Unfortunately, malware and hacking attempts by malicious attackers are constantly evolving to stave off detection, while anti-malware and antivirus vendors are struggling to keep up with the growing threat. In some cases, dedicated cyber criminals could make shrewd calculations in spacing out data exfiltration for extended periods; they could only steal tiny quantities of data every day. Some hackers may also deliberately try to enter the organization’s regular traffic by blending in and disguising their functionalities as web traffic and similar standard protocol while paying close attention to timing.
And when a cybersecurity system is alerted of a data breach, the organizational staff must respond swiftly. However, this can also come across as a challenge, because often data security systems provide a larger number of alerts than the IT security team can handle. In some cases, there are hundreds or even thousands of alerts that are produced every day for IT security members to address. And under such situations, the data security logs can become a huge liability, as companies now have records of potential data breaches but lack the necessary resources to investigate or address them thoroughly.
A data breach could severely compromise any business. Every organization must do everything in its power to prevent such a breach from happening. Encryption is an essential tool in preventing data leaks since encrypted documents and data cannot be readily accessed by unauthorized users or hackers.

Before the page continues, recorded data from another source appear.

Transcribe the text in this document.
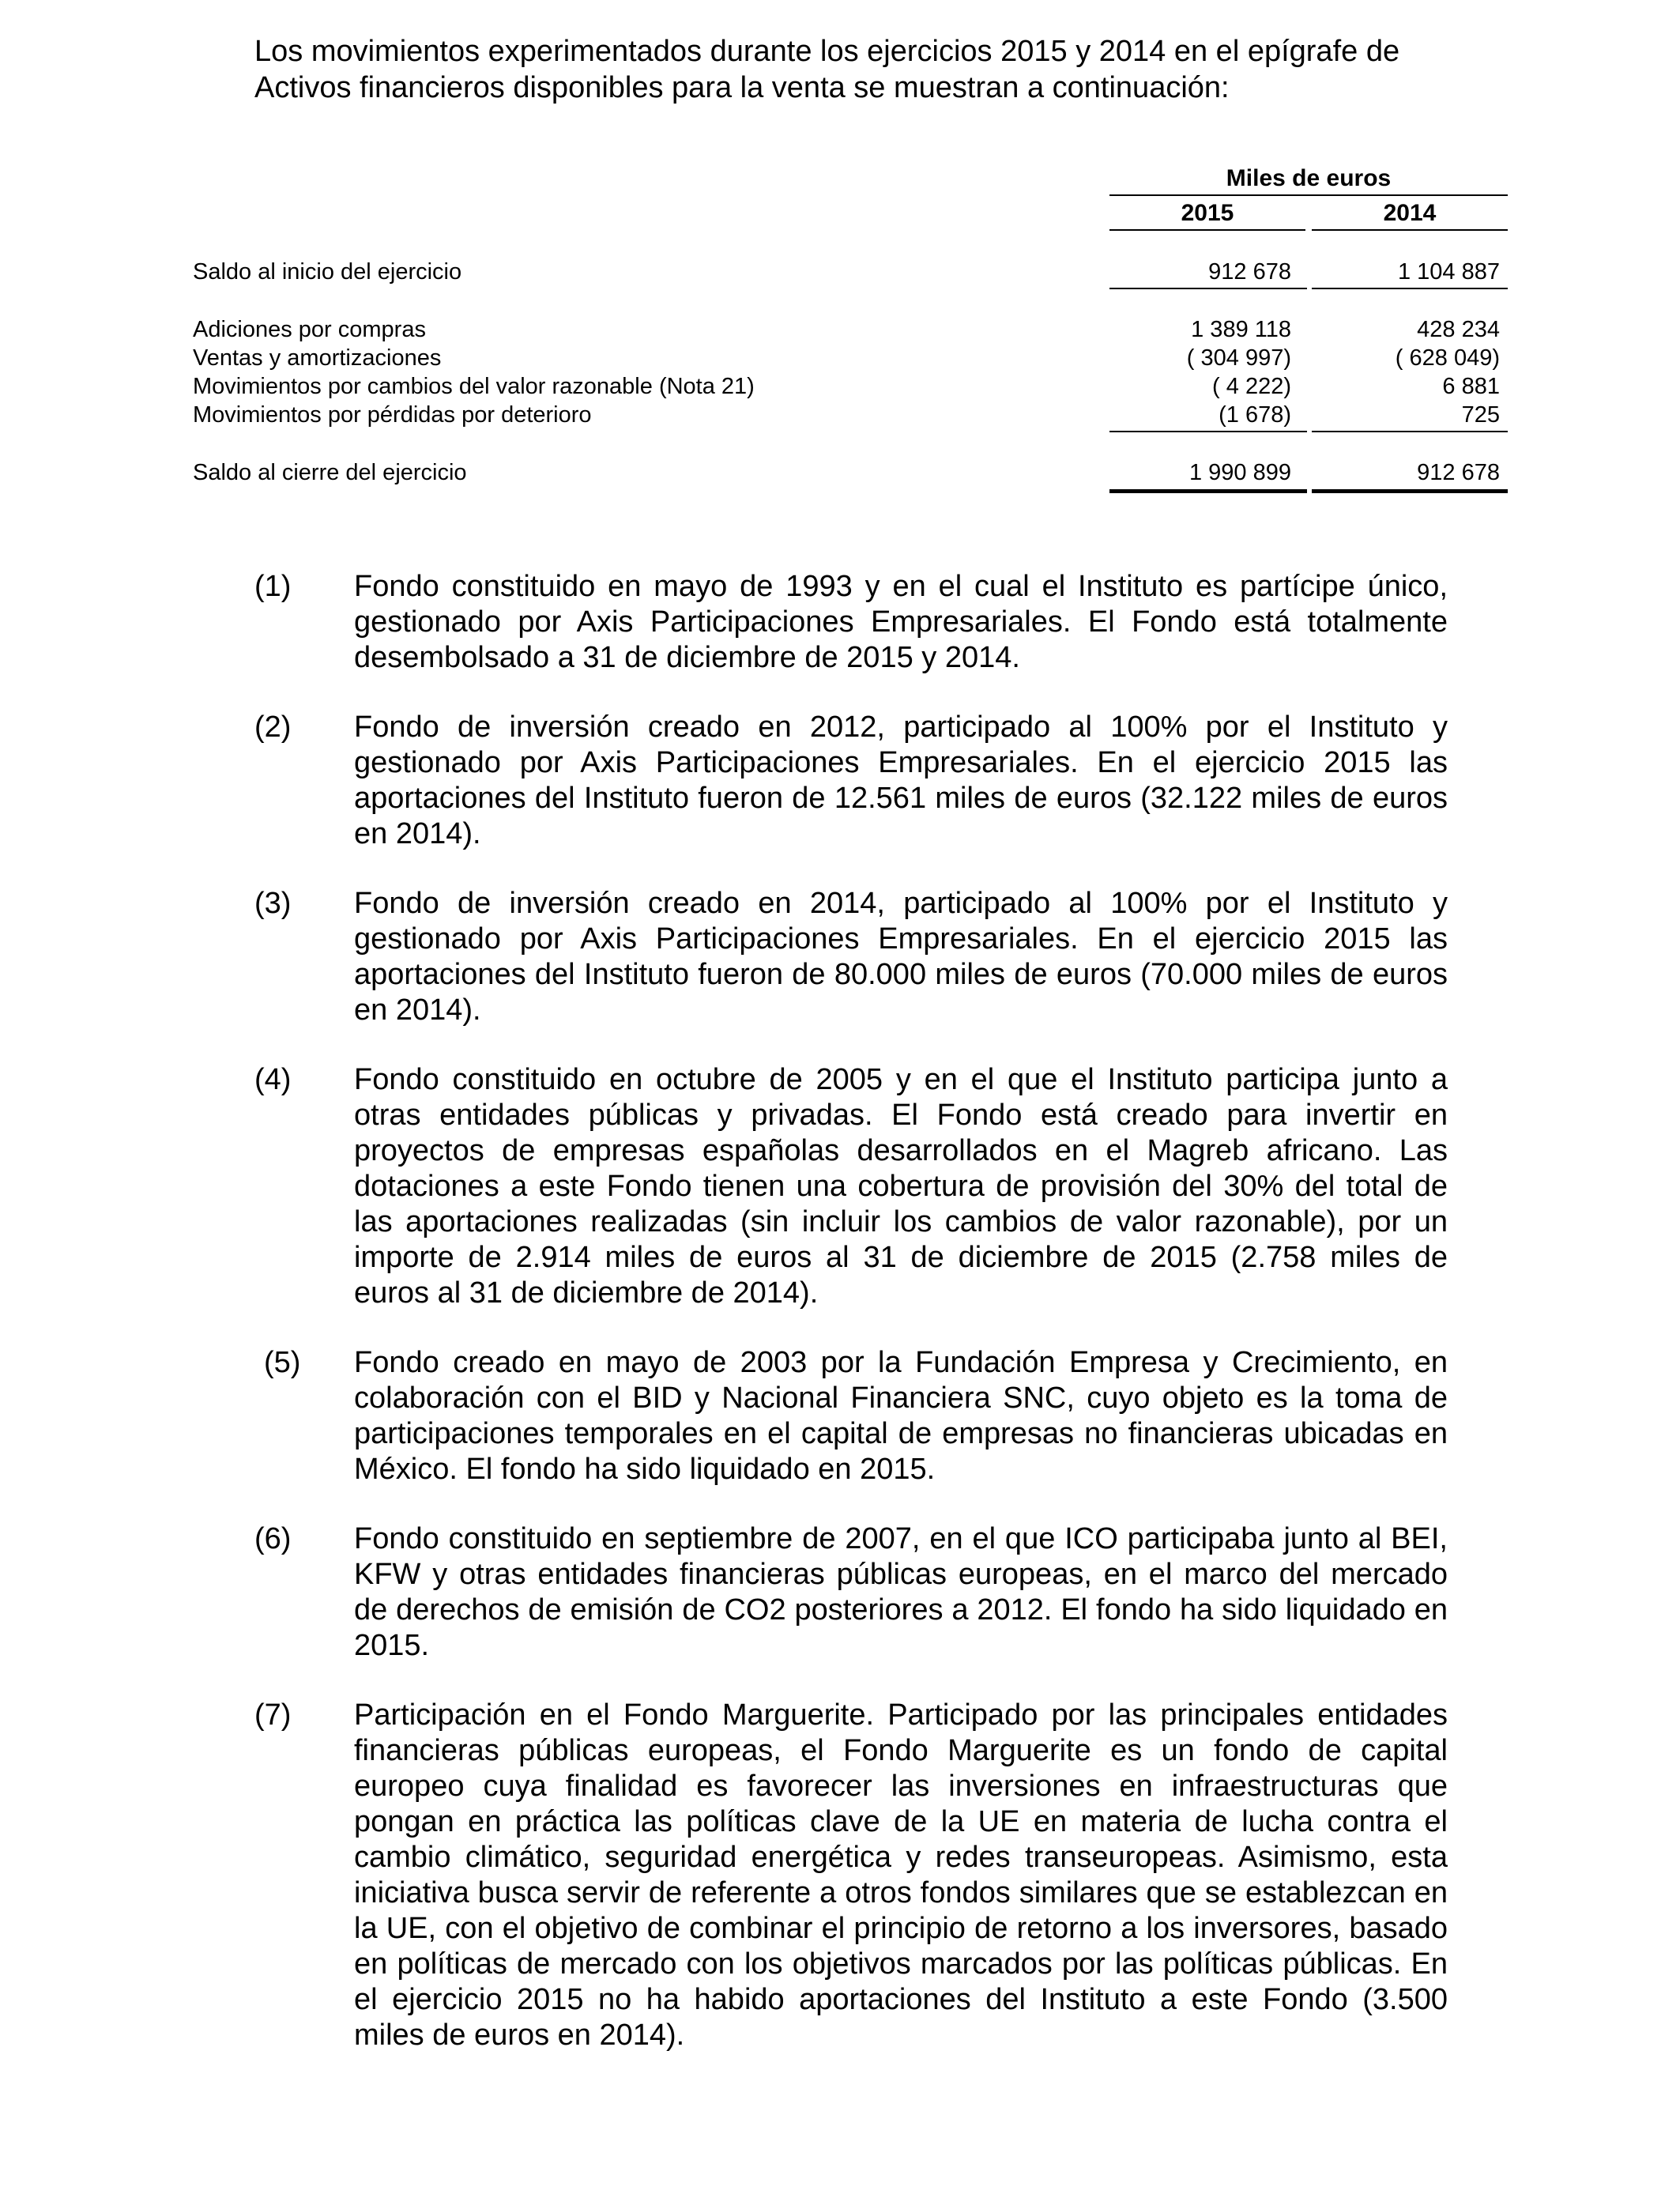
Los movimientos experimentados durante los ejercicios 2015 y 2014 en el epígrafe de Activos financieros disponibles para la venta se muestran a continuación:

Miles de euros
2015	2014
Saldo al inicio del ejercicio	912 678	1 104 887
Adiciones por compras	1 389 118	428 234
Ventas y amortizaciones	( 304 997)	( 628 049)
Movimientos por cambios del valor razonable (Nota 21)	( 4 222)	6 881
Movimientos por pérdidas por deterioro	(1 678)	725
Saldo al cierre del ejercicio	1 990 899	912 678
(1)	Fondo constituido en mayo de 1993 y en el cual el Instituto es partícipe único, gestionado por Axis Participaciones Empresariales. El Fondo está totalmente desembolsado a 31 de diciembre de 2015 y 2014.
(2)	Fondo de inversión creado en 2012, participado al 100% por el Instituto y gestionado por Axis Participaciones Empresariales. En el ejercicio 2015 las aportaciones del Instituto fueron de 12.561 miles de euros (32.122 miles de euros en 2014).
(3)	Fondo de inversión creado en 2014, participado al 100% por el Instituto y gestionado por Axis Participaciones Empresariales. En el ejercicio 2015 las aportaciones del Instituto fueron de 80.000 miles de euros (70.000 miles de euros en 2014).
(4)	Fondo constituido en octubre de 2005 y en el que el Instituto participa junto a otras entidades públicas y privadas. El Fondo está creado para invertir en proyectos de empresas españolas desarrollados en el Magreb africano. Las dotaciones a este Fondo tienen una cobertura de provisión del 30% del total de las aportaciones realizadas (sin incluir los cambios de valor razonable), por un importe de 2.914 miles de euros al 31 de diciembre de 2015 (2.758 miles de euros al 31 de diciembre de 2014).
(5)	Fondo creado en mayo de 2003 por la Fundación Empresa y Crecimiento, en colaboración con el BID y Nacional Financiera SNC, cuyo objeto es la toma de participaciones temporales en el capital de empresas no financieras ubicadas en México. El fondo ha sido liquidado en 2015.
(6)	Fondo constituido en septiembre de 2007, en el que ICO participaba junto al BEI, KFW y otras entidades financieras públicas europeas, en el marco del mercado de derechos de emisión de CO2 posteriores a 2012. El fondo ha sido liquidado en 2015.
(7)	Participación en el Fondo Marguerite. Participado por las principales entidades financieras públicas europeas, el Fondo Marguerite es un fondo de capital europeo cuya finalidad es favorecer las inversiones en infraestructuras que pongan en práctica las políticas clave de la UE en materia de lucha contra el cambio climático, seguridad energética y redes transeuropeas. Asimismo, esta iniciativa busca servir de referente a otros fondos similares que se establezcan en la UE, con el objetivo de combinar el principio de retorno a los inversores, basado en políticas de mercado con los objetivos marcados por las políticas públicas. En el ejercicio 2015 no ha habido aportaciones del Instituto a este Fondo (3.500 miles de euros en 2014).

Encryption however is just part of the solution.
Digital rights management or DRM as a document security solution can further help in preventing a data breach by controlling how documents can be used and for how long. For example, you can use DRM to encrypt PDF documents so they can only be accessed by authorized users, restrict editing sharing and printing of PDF files, automatically expire PDF documents so they can no longer be accessed after a certain date, and lock PDF files to machines and locations so they can only be used on authorized devices in secure locations.
Through its simple, yet comprehensive functionality to address data protection issues across the entire organization, DRM is an effective security strategy that aids you to detect and prevent information theft.